I am bereft. With much roaring and flapping (it’s a long story), I drop Greg off at the airport. He flies back today to San Francisco to resume his work and life. I stay another night in Seattle with his wonderful friends so I can drive out east early the following morning. I spend my first alone afternoon booking a hotel in Missoula, taking a walk with my friend Holly, and packing my luggage. We three remaining Seattlites dine till stuffed at an Ethiopian restaurant. On the way home from the restaurant, we get stuck waiting for an open drawbridge to close–so Seattle. Chris and I discuss programming.
I wake on my departure morning to an unexplained parking ticket. The officer put the ticket almost on top of the residential parking permit next to the plastic stegosaurus on my dashboard. I won’t pay the ticket but am annoyed to draft a response letter.
I break free of Seattle morning traffic and drive east for the first time in six years. In 2008, I drove west from New Orleans to San Francisco to set up home. Now I return in the same car back east to Boston to take stock, reconnect, and relay the news of what I have learned. I feel like a returning fur trapper full of pelts.
Back east, we distinguish “Washington” from “Washington State.” In the west, I need say just Washington. Highway 90 picks up in Seattle with mile 1. I drive three hundred miles east across Washington up into misty mountains and across agricultural planes. I break for a BLT lunch in a fancy Pullman car in Spokane and add more oil to the aging car.
Spokane is the largest city between Seattle and Minneapolis. Although I live in San Francisco, big cities scare me on this trip. I don’t like urban driving and the greater anonymity of a city makes me lonely. Easier to meet people in navigable small towns. I try wandering small Coeur d’Allene in Idaho’s pan handle but end up just driving through the odd campus of North Idaho University.
When I stop, I seek the essence of things, perhaps a futile investigation. How do I check in in Idaho? How do I prove I have been to the state? I feel like a strong man at the fair wanting to ring the bell with a mallet smash.
Greg warns me that white separatists with potato guns may not care for an urban dinosaur. Idaho is mountains, pine trees, investment services, alpine lakes, and lots of white people. I wish each state had differently colored ground, like on maps, so I could differentiate states better and know when I crossed a border.
There’s a big romantic lie about cross-country travel. Many envision scenic splendor, odd roadside attractions, and regional cuisine. Bosh. Cross-country driving is a brutal contest between how much I can suffer in the car versus how willing I am to go off trail to find something new. Should I find the dinosaur graveyard or just push, push, push on another hundred miles to Missoula, Butte, or even further to Billings?
When I stay in one place for a night, I’m torn between what I should do and what I want to do. This may be the only evening I will ever be in Missoula, Montana. I should eat a bison burger, catch a trout, drink a local lager, and (of course) write about all this.

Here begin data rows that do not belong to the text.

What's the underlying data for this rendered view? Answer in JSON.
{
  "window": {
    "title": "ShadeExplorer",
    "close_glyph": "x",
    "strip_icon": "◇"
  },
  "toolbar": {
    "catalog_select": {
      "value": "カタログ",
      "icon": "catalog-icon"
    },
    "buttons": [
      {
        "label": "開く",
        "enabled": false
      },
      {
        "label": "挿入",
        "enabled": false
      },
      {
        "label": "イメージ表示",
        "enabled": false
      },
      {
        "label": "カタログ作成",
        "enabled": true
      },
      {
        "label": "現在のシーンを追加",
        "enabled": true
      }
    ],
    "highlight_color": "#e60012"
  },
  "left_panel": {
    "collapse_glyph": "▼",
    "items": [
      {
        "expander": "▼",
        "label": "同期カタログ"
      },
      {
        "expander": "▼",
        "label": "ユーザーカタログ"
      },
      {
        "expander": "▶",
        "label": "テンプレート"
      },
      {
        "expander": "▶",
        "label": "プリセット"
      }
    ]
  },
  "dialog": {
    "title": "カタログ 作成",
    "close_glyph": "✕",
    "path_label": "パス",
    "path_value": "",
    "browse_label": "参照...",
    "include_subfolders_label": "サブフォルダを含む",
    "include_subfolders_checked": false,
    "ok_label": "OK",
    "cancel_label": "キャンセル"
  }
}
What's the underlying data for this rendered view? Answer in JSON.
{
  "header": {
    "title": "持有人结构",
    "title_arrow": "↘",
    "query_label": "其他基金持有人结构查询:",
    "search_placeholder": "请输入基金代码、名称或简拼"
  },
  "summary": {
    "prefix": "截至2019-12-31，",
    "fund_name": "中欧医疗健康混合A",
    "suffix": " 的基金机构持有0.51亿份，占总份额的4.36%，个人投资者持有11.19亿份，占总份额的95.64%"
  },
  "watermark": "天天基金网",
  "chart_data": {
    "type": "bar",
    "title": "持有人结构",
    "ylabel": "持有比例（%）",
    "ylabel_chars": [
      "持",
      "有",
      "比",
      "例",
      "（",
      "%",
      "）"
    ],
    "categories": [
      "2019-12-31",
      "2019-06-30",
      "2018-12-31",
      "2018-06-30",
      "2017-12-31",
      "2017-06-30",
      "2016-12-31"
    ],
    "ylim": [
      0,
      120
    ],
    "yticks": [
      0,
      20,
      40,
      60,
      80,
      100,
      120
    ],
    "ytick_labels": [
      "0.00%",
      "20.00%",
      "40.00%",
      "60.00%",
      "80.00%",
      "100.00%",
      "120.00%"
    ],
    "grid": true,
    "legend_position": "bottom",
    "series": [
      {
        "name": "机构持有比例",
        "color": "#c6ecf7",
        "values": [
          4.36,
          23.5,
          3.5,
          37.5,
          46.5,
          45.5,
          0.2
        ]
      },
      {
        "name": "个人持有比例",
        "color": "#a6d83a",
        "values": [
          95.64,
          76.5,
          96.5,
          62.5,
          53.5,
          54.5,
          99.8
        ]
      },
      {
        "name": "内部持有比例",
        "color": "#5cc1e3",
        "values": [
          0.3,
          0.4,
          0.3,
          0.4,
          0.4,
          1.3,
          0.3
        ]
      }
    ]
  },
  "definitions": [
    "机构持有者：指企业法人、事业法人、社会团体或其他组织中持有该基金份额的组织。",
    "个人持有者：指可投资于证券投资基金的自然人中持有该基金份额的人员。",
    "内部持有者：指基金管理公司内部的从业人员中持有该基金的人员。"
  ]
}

Instead, I pick up a pizza, buy beer, and return to my Motel 6 hotel room for a decadent night of Game of Thrones. Time off means I can do what I want. I hope that a cross-country trip will be more than cheap hotels and tv shows.
Nonetheless, I’m quite good at travel. In less than an hour in Missoula, I gather information for the local and good. That pizza was half prosciutto and fig, half pear and goat cheese. That beer was the local Pygmy Owl from Warden’s, a shop recommended by the pizza waiter. Next morning, I “discover” the indie coffee roaster, Le Petit Outre, who also bakes bread and croissants.
In my travels, I search for regional versions of what I cherished in San Francisco. Where are the indie music stores, fancy coffee shops, and artisanal breweries? If trying to replicate my San Francisco in Missoula, I should have just stayed home.
There are differences out here, both subtle and significant. When I go to the bathroom, I leave my bag at my table. I don’t fear parking as not only are there empty spots, but also they are usually free. I say hi to people, as few are around. I go at peak times to enjoy crowds. Life feels easier.
Missoula resembles a cinematic ghost town. Almost as if the bad cowboys are just about to ride into town, the streets are deserted, even at 11am. Where is everyone?
Spring cars skitter down roads on steel snow tires. A mournful train whistle calls for stations somewhere else.
I could raise a family here. Unlike carefully clean Ashland, Oregon, there’s some grit to Missoula and some art. The big city (which one?) is far enough away that Missoula creates its own community.
I might even fit in with the good old boys of Montana. Although I might be their antithesis–an over-educated San Franciscan from Boston who doesn’t hunt, fish, or watch sports–yet I am out there scruffy with them putting motor oil in my beat-up car, looking for a good trail.